“Now, sinful man....” The interesting state of the game prevented him from finishing his sentence.
Later he said:
“I feel that Glinka was coarse, a sensual man. One always feels the man himself in his music. The young Mozart—bright and direct; the simple Haydn; the stern, conceited Beethoven—are all heard in their music.”
Tolstoi is writing an article which is called “The Beginning of the End.”
There was a newspaper correspondent to whom Tolstoi expressed a few of the ideas which made the basis of his article.

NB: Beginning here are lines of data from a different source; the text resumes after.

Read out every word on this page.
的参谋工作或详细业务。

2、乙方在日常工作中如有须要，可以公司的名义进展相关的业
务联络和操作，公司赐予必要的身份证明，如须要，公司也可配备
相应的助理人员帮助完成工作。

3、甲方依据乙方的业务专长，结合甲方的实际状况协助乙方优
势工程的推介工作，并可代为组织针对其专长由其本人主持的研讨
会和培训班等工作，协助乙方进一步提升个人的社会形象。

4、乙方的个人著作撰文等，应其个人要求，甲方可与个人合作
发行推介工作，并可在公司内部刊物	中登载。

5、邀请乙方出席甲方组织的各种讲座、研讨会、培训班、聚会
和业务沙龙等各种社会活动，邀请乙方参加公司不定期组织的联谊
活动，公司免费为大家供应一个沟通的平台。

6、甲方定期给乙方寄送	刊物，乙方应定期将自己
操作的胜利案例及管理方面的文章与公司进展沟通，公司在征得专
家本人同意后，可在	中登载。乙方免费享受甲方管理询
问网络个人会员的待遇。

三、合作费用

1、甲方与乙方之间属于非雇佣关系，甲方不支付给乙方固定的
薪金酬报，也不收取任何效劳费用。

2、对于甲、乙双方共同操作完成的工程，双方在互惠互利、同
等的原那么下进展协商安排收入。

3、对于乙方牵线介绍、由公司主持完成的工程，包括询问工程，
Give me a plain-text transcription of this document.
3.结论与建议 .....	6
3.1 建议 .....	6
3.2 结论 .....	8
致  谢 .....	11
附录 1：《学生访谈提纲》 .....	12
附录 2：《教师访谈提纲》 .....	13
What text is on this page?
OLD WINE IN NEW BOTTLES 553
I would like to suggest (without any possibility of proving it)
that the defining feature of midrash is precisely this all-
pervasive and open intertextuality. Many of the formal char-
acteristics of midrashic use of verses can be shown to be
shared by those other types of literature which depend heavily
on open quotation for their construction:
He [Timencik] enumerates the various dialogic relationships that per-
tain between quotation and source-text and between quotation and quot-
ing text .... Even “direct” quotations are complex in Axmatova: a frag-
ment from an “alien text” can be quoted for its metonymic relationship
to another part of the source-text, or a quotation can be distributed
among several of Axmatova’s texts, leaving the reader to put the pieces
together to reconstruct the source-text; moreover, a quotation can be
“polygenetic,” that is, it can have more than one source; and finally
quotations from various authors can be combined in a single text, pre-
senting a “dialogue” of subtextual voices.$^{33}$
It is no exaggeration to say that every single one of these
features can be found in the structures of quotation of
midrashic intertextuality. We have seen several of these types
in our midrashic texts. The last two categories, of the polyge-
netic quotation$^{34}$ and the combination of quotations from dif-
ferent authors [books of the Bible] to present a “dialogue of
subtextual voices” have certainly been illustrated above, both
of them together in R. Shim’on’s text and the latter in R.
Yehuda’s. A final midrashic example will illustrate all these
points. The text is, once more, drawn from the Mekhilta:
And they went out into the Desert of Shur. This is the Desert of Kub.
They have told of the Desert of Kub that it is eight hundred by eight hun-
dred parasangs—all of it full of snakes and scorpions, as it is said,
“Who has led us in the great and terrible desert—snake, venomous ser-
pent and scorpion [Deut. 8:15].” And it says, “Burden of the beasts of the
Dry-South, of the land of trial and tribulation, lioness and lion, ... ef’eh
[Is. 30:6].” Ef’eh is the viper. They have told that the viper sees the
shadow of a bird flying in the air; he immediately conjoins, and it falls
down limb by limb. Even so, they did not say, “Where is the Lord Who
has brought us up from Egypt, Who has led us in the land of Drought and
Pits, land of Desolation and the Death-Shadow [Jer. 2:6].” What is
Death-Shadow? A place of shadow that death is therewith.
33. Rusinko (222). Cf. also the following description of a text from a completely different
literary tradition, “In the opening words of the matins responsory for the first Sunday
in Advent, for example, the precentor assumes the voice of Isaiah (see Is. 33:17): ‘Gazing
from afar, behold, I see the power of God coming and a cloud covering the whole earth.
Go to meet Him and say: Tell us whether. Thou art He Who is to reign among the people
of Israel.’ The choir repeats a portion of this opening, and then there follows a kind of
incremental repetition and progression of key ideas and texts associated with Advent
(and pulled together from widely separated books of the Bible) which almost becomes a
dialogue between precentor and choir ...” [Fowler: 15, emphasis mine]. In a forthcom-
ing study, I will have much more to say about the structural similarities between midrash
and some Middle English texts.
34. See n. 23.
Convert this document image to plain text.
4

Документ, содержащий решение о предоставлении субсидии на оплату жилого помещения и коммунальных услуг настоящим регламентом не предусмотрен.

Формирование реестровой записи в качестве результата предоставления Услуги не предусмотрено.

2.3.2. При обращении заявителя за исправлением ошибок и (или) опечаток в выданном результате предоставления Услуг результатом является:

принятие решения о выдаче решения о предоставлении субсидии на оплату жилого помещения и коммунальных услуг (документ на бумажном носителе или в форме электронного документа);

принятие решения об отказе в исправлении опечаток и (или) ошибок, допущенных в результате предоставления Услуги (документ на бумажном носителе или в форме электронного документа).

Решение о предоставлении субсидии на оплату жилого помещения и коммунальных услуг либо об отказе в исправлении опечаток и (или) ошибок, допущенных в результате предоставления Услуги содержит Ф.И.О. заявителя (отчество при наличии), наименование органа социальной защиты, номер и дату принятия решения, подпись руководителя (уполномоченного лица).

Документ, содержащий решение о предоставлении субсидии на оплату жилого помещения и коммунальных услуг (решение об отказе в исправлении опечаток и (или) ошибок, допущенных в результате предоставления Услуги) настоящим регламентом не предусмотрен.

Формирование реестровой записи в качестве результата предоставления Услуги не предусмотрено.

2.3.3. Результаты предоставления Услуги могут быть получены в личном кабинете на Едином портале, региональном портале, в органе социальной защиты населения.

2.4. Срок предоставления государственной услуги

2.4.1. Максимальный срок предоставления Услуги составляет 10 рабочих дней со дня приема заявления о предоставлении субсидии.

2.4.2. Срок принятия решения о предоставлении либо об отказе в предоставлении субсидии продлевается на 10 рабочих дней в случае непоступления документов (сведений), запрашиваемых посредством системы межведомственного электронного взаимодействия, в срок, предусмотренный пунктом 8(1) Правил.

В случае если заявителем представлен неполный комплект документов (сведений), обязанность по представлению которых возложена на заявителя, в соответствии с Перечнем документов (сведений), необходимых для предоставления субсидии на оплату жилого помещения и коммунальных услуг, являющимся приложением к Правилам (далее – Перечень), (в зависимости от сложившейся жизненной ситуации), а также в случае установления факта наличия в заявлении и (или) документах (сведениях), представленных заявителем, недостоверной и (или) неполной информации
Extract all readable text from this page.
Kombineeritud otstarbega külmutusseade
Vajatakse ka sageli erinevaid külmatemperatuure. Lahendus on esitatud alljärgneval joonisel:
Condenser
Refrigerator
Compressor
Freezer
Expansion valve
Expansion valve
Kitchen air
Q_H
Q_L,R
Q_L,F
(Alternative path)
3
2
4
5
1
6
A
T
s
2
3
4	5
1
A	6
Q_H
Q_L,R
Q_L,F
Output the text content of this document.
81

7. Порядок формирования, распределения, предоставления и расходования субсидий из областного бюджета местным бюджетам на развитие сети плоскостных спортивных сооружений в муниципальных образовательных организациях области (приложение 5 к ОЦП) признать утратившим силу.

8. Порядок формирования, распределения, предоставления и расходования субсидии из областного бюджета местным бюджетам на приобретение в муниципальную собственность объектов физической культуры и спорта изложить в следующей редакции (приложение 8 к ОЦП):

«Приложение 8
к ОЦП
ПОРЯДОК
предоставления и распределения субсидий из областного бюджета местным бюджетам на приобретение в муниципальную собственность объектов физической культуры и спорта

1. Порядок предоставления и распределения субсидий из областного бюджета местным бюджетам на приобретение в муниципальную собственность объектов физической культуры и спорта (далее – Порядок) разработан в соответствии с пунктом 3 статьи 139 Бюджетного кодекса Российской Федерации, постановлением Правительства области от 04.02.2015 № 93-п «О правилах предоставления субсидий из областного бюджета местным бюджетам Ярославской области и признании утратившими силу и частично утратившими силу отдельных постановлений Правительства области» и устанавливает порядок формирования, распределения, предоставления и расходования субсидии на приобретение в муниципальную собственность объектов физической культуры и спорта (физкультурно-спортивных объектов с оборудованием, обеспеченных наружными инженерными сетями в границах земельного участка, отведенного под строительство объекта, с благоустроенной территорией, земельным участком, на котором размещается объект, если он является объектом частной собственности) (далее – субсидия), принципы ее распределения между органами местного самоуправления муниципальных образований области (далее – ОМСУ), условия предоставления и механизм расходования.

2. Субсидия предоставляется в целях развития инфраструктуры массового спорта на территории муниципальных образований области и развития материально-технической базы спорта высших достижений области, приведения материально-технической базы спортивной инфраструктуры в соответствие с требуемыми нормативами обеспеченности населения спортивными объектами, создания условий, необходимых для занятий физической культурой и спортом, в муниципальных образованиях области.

“The present movement in Russia is a world movement, the importance of which is still little understood. This movement, like the French Revolution formerly, will perhaps give, by means of its ideas, an impetus for hundreds of years to come. The Russian people has in the highest degree the capacity for organization and self-government. They gave up their power to the Government and waited, as they formerly did for the liberation of the serfs, for the liberation of the land. They have not been given the land, and they themselves will carry out that great reform. Our revolutionaries are perfectly ignorant of the people and do not understand this movement. They might help it, but they only hamper it. In the Russian people, it seems to me, and I think I am not biased, there is more of the Christian spirit than in other peoples. Probably the reason is that the Russian people got to know the New Testament about five centuries before the people of Europe, who until the Reformation hardly knew it.”
Tolstoi criticized the complexity and artificiality of modern art in general, and of music in particular. He said:
“Certainly, if I love art, I can’t love no art, but I must love that which exists. Still I have always before me the ideal of the highest art: to be clear, simple, and accessible to all.”
I was saying how long and systematically one must teach piano-playing in order to be able to play well. Tolstoi found that “system” dangerous.